Et Médéric, tout aise de vivre, mangeait, pérorait, clignait les yeux pour mieux embrasser son petit horizon. D'ailleurs, il oubliait parfaitement S. M. Sidoine 1er, la nation Bleue, toute la royale comédie. Le roi en deux personnes avait laissé son corps chez son peuple; son esprit battait la campagne, perdu dans les haies, se donnant du bon temps. Ainsi, la nuit, l'âme, s'envolant sur l'aile d'un songe, s'en va prendre ses ébats, dans quelque coin inconnu, insoucieuse de la prison dont elle s'est échappée. Cette comparaison n'est-elle pas très-ingénieuse? bien que je me sois défendu d'avoir caché quelque sens philosophique sous le voile léger de cette fiction, ne te dit-elle pas clairement ce qu'il te faut penser de mon géant et de mon nain?
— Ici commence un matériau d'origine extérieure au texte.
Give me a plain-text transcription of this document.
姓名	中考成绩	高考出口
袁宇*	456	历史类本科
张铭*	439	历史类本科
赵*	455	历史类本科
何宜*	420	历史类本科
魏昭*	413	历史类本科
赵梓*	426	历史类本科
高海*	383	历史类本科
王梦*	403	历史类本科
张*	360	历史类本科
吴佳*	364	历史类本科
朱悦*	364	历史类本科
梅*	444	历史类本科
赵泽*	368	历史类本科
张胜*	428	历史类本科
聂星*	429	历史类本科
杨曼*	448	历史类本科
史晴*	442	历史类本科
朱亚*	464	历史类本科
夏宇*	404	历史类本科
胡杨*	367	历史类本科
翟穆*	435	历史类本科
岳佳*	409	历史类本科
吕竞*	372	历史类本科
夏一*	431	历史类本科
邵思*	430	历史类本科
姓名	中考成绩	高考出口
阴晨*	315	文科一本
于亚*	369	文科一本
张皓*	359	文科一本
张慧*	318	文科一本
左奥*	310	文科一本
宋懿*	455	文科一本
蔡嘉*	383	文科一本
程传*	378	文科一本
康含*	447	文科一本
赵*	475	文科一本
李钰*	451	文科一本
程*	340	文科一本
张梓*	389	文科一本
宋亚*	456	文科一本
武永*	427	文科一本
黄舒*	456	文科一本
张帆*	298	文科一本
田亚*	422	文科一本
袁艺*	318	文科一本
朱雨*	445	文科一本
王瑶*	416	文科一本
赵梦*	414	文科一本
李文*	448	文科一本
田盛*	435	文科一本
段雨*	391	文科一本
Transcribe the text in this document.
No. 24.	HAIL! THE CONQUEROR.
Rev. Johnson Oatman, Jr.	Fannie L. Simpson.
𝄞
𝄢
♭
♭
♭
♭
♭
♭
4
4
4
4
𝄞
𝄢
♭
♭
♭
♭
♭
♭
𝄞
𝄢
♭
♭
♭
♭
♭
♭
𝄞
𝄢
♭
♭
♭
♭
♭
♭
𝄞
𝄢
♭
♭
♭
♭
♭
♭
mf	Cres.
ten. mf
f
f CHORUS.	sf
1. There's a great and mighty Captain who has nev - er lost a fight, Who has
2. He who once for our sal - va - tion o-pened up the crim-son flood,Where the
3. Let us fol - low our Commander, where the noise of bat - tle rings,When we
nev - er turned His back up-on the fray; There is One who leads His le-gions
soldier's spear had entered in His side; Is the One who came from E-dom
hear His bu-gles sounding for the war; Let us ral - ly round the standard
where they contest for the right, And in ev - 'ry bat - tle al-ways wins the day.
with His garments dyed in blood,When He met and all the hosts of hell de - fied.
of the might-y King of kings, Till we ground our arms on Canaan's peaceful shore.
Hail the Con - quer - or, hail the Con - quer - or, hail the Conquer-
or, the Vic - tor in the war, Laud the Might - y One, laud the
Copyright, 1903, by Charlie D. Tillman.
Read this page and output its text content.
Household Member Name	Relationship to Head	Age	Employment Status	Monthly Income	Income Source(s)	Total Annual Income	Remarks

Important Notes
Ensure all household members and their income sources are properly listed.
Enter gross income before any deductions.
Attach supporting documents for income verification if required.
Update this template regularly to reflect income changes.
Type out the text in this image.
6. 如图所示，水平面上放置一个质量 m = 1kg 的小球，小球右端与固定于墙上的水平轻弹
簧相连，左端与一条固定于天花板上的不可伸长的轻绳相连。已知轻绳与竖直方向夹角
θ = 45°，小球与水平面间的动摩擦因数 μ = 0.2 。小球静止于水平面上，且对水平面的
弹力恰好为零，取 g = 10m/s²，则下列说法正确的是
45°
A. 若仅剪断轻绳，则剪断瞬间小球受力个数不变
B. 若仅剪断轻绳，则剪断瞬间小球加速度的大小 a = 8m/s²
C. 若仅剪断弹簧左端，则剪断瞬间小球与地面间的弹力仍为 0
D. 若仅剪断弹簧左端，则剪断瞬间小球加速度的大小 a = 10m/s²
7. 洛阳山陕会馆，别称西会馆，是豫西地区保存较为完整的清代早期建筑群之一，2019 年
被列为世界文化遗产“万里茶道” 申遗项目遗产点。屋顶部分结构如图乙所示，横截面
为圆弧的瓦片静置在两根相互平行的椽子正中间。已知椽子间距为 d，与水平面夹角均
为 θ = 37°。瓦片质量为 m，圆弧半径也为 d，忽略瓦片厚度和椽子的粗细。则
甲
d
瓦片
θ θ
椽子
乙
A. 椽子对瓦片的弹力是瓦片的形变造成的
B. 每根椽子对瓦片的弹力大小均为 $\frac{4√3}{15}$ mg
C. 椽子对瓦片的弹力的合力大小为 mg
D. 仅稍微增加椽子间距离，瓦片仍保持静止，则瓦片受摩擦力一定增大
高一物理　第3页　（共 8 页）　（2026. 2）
Cependant, comme Médéric faisait les yeux doux à une mûre, il fut, de la façon la plus imprévue, rappelé aux tristes réalités de cette vie. Un dogue, non des plus minces, se précipita brusquement dans le sentier, aboyant avec force, les dents blanches, les paupières sanglantes. As-tu remarqué, Ninette, quel bon caractère hospitalier ont les chiens dans la campagne? Ces fidèles animaux, lorsqu'ils ont reçu de l'homme les bienfaits de l'éducation, possèdent au plus haut point le sentiment de la propriété. Il y a vol pour eux à fouler la terre d'autrui. Le nôtre, qui eût dévoré Médéric pour le peu de boue qu'un passant emporte à ses semelles, devint furieux, à le voir manger les mûres poussées librement au gré de la pluie et du soleil. Il se précipita, la gueule ouverte.